We human beings are silly things. We invest in war. We must have the latest weapons. Our defense budget (that’s the budget for the Department of War) is a trillion dollars. Private investment in AI has reached the lofty level also of a trillion dollars. Yet how much have we invested in world peace? How about minus $40 billion? That’s the amount the US used to spend on USAID. Thanks to the Trump administration, USAID was dismantled by DOGE. The US now spends $6 billion just as a continuing cost in the dismantling operation! Hundreds of millions of dollars are needed for dismissing thousands of employees. Hundreds of millions are also allocated to fight legal challenges over the shutdown.

Is this the best thing we can do to advance the cause of humanity? Human beings as a species are doing more to destroy the world and our future through competition and greed than they are to make sure that every human being wherever they are in the world has the basics for a decent life. And then there is climate change. Thanks to the fact that renewables are now cheaper than fossil fuels there is some hope in that regard. It is only because of the financial advantages of solar and wind that we will probably not make the planet earth completely uninhabitable. Only partially uninhabitable with the poorest people taking the brunt of it.

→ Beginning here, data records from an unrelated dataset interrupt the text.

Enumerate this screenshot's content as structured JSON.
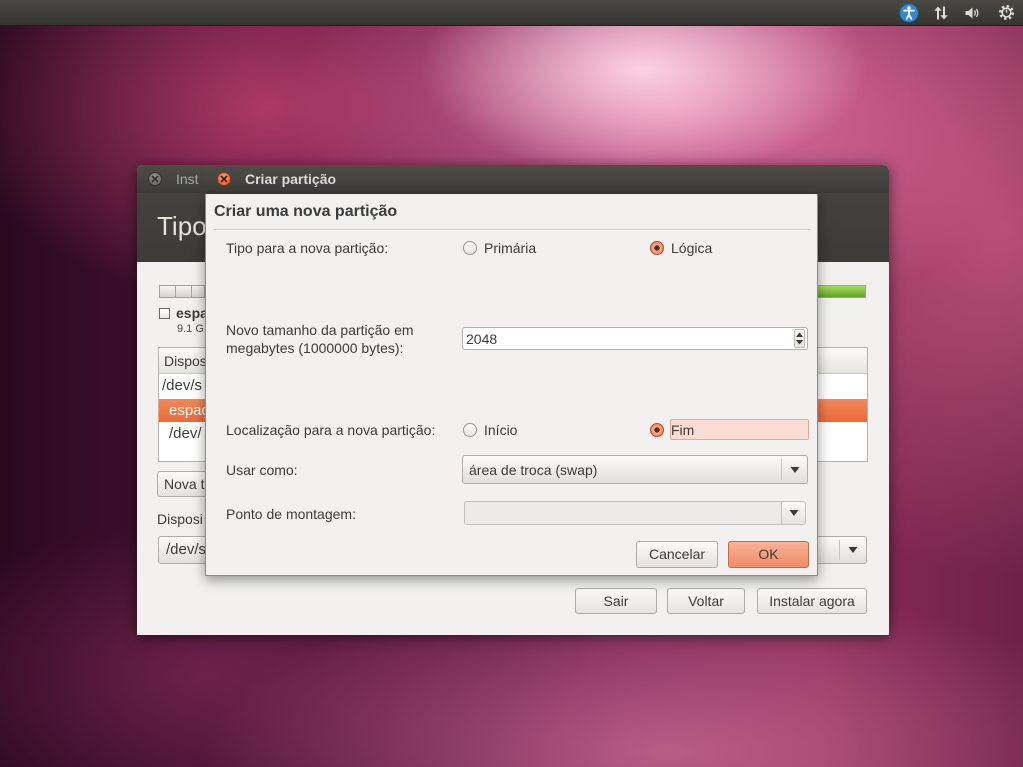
{
  "colors": {
    "accent": "#f07746",
    "panel": "#3c3b37",
    "window_bg": "#f2f1f0",
    "selection": "#f07746",
    "free_space": "#72bf2f",
    "focus_highlight": "#f9ddd3"
  },
  "top_panel": {
    "icons": [
      "accessibility-icon",
      "network-updown-icon",
      "volume-icon",
      "session-gear-icon"
    ]
  },
  "installer": {
    "window_title": "Inst",
    "page_title": "Tipo",
    "disk": {
      "checkbox_checked": false,
      "label": "espa",
      "size": "9.1 G"
    },
    "table": {
      "header": "Dispos",
      "rows": [
        {
          "text": "/dev/s",
          "selected": false
        },
        {
          "text": "espaç",
          "selected": true
        },
        {
          "text": "/dev/",
          "selected": false
        }
      ]
    },
    "new_table_button": "Nova t",
    "boot_device_label": "Disposi",
    "boot_device_value": "/dev/s",
    "buttons": {
      "quit": "Sair",
      "back": "Voltar",
      "install_now": "Instalar agora"
    }
  },
  "dialog": {
    "window_title": "Criar partição",
    "heading": "Criar uma nova partição",
    "type": {
      "label": "Tipo para a nova partição:",
      "options": [
        {
          "label": "Primária",
          "selected": false
        },
        {
          "label": "Lógica",
          "selected": true
        }
      ]
    },
    "size": {
      "label_lines": [
        "Novo tamanho da partição em",
        "megabytes (1000000 bytes):"
      ],
      "value": "2048"
    },
    "location": {
      "label": "Localização para a nova partição:",
      "options": [
        {
          "label": "Início",
          "selected": false,
          "focused": false
        },
        {
          "label": "Fim",
          "selected": true,
          "focused": true
        }
      ]
    },
    "use_as": {
      "label": "Usar como:",
      "value": "área de troca (swap)"
    },
    "mount_point": {
      "label": "Ponto de montagem:",
      "value": "",
      "enabled": false
    },
    "buttons": {
      "cancel": "Cancelar",
      "ok": "OK"
    }
  }
}
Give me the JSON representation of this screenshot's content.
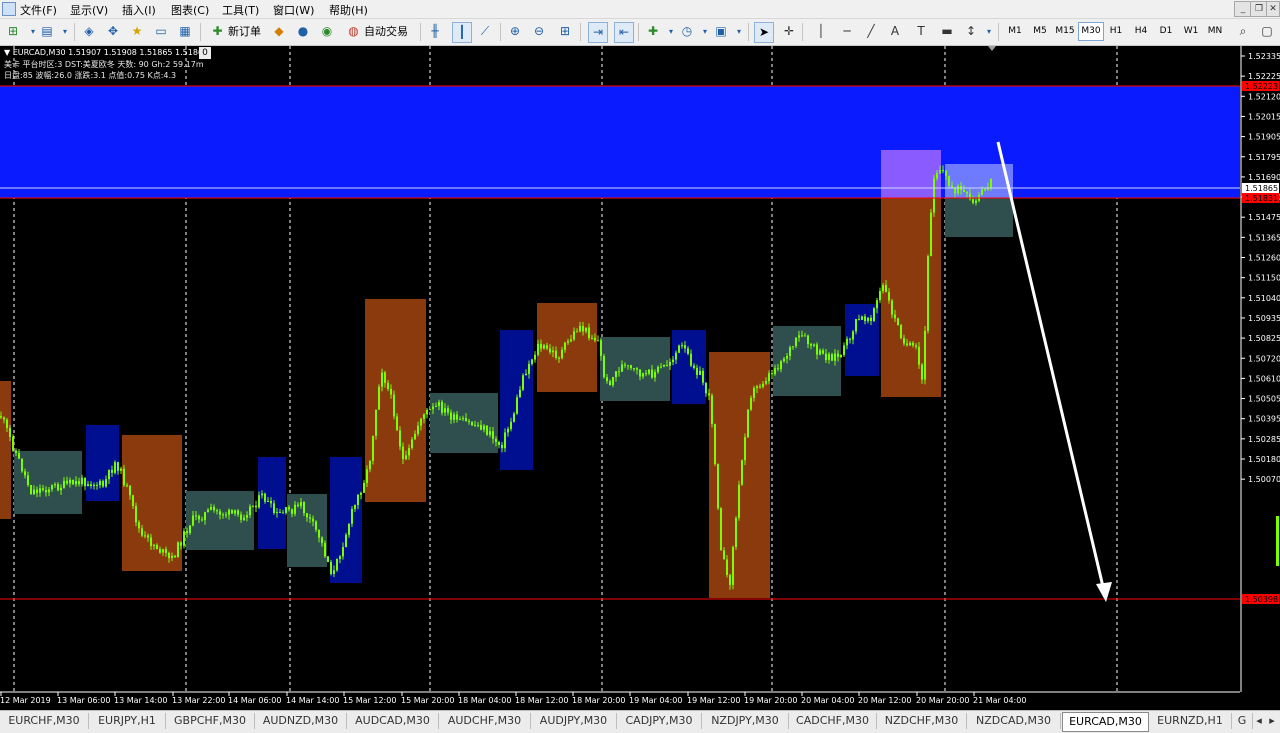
{
  "menu": [
    "文件(F)",
    "显示(V)",
    "插入(I)",
    "图表(C)",
    "工具(T)",
    "窗口(W)",
    "帮助(H)"
  ],
  "toolbar": {
    "new_order": "新订单",
    "auto_trade": "自动交易",
    "text_tool": "A",
    "timeframes": [
      "M1",
      "M5",
      "M15",
      "M30",
      "H1",
      "H4",
      "D1",
      "W1",
      "MN"
    ],
    "active_timeframe": "M30"
  },
  "chart": {
    "header": "EURCAD,M30  1.51907 1.51908 1.51865 1.51865",
    "info_line_2": "美卡 平台时区:3  DST:美夏欧冬 天数: 90  Gh:2  59.17m",
    "info_line_3": "日盘:85 波幅:26.0 涨跌:3.1 点值:0.75 K点:4.3",
    "zero_box": "0",
    "current_price": "1.51865",
    "colors": {
      "grid": "#ffffff",
      "bullish": "#7cfc00",
      "blue_zone": "#0a1cff",
      "red_line": "#ff0000"
    },
    "tag_upper": "1.52223",
    "tag_middle": "1.51831",
    "tag_lower": "1.50398",
    "y_axis_labels": [
      "1.52335",
      "1.52225",
      "1.52120",
      "1.52015",
      "1.51905",
      "1.51795",
      "1.51690",
      "1.51580",
      "1.51475",
      "1.51365",
      "1.51260",
      "1.51150",
      "1.51040",
      "1.50935",
      "1.50825",
      "1.50720",
      "1.50610",
      "1.50505",
      "1.50395",
      "1.50285",
      "1.50180",
      "1.50070"
    ],
    "x_axis_labels": [
      "12 Mar 2019",
      "13 Mar 06:00",
      "13 Mar 14:00",
      "13 Mar 22:00",
      "14 Mar 06:00",
      "14 Mar 14:00",
      "15 Mar 12:00",
      "15 Mar 20:00",
      "18 Mar 04:00",
      "18 Mar 12:00",
      "18 Mar 20:00",
      "19 Mar 04:00",
      "19 Mar 12:00",
      "19 Mar 20:00",
      "20 Mar 04:00",
      "20 Mar 12:00",
      "20 Mar 20:00",
      "21 Mar 04:00"
    ]
  },
  "tabs": [
    "EURCHF,M30",
    "EURJPY,H1",
    "GBPCHF,M30",
    "AUDNZD,M30",
    "AUDCAD,M30",
    "AUDCHF,M30",
    "AUDJPY,M30",
    "CADJPY,M30",
    "NZDJPY,M30",
    "CADCHF,M30",
    "NZDCHF,M30",
    "NZDCAD,M30",
    "EURCAD,M30",
    "EURNZD,H1",
    "G"
  ],
  "active_tab": "EURCAD,M30"
}
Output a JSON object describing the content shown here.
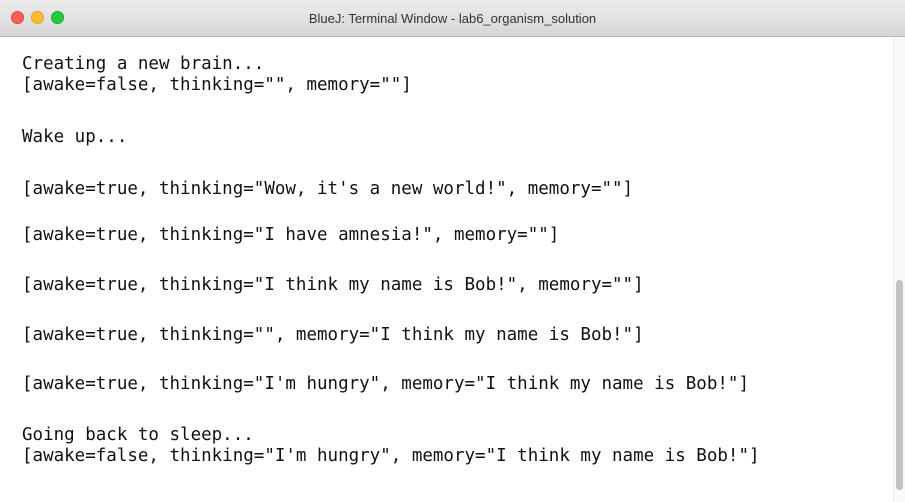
{
  "window": {
    "title": "BlueJ: Terminal Window - lab6_organism_solution"
  },
  "terminal": {
    "lines": [
      "Creating a new brain...",
      "[awake=false, thinking=\"\", memory=\"\"]",
      "Wake up...",
      "[awake=true, thinking=\"Wow, it's a new world!\", memory=\"\"]",
      "[awake=true, thinking=\"I have amnesia!\", memory=\"\"]",
      "[awake=true, thinking=\"I think my name is Bob!\", memory=\"\"]",
      "[awake=true, thinking=\"\", memory=\"I think my name is Bob!\"]",
      "[awake=true, thinking=\"I'm hungry\", memory=\"I think my name is Bob!\"]",
      "Going back to sleep...",
      "[awake=false, thinking=\"I'm hungry\", memory=\"I think my name is Bob!\"]"
    ]
  },
  "colors": {
    "close_button": "#fe5f57",
    "minimize_button": "#febc2e",
    "zoom_button": "#28c840"
  }
}
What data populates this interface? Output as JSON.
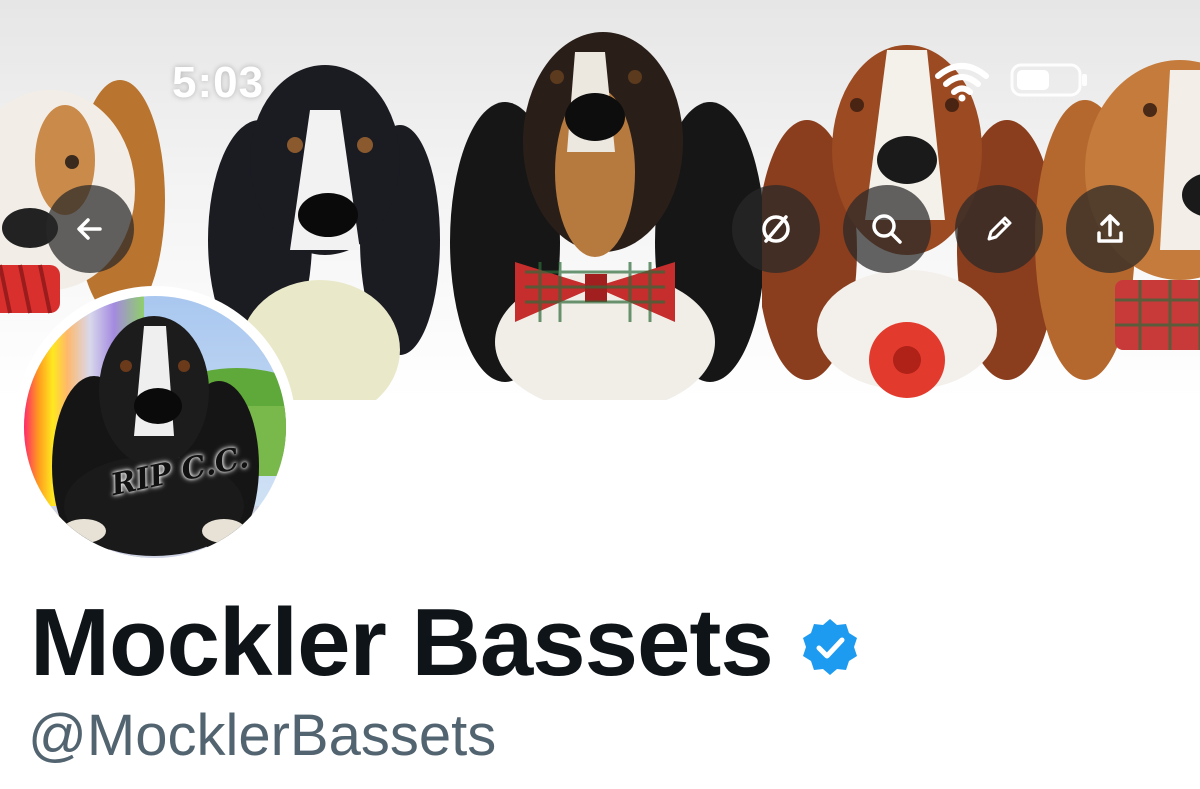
{
  "status_bar": {
    "time": "5:03"
  },
  "header_buttons": {
    "back": {
      "icon": "arrow-left-icon"
    },
    "grok": {
      "icon": "slashed-circle-icon"
    },
    "search": {
      "icon": "search-icon"
    },
    "edit": {
      "icon": "pencil-icon"
    },
    "share": {
      "icon": "share-upload-icon"
    }
  },
  "avatar": {
    "caption": "RIP C.C."
  },
  "profile": {
    "display_name": "Mockler Bassets",
    "handle": "@MocklerBassets",
    "verified_color": "#1d9bf0"
  }
}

As of November 2025, estimates from public health experts indicate that the dismantling of the U.S. Agency for International Development (USAID) has already resulted in the deaths of approximately 600,000 people, two-thirds of whom are children. Instead of investing in the human race in order to make the lives of the least well off better, we are treating people with, as the late great Richard Nixon coined, benign neglect. Benign neglect or as the popular historical phrase, “Let the devil take the hindermost” suggests, let everyone put their selfish interests first. And if some end up having miserable lives, so what?

We have to decide as individuals and as a species is it more important to cherish and preserve the lives of as many people as possible or is it more important to facilitate the latest technological developments? Do we care about advancing the latest technology based on an ethic of greed or do we care more about saving the lives of the most disadvantaged based on the technology that is currently available? Are those on the lowest rung of the totem pole expendable or is every human being worth saving if at all possible? Those are the ethical choices we must make as individuals and as a nation.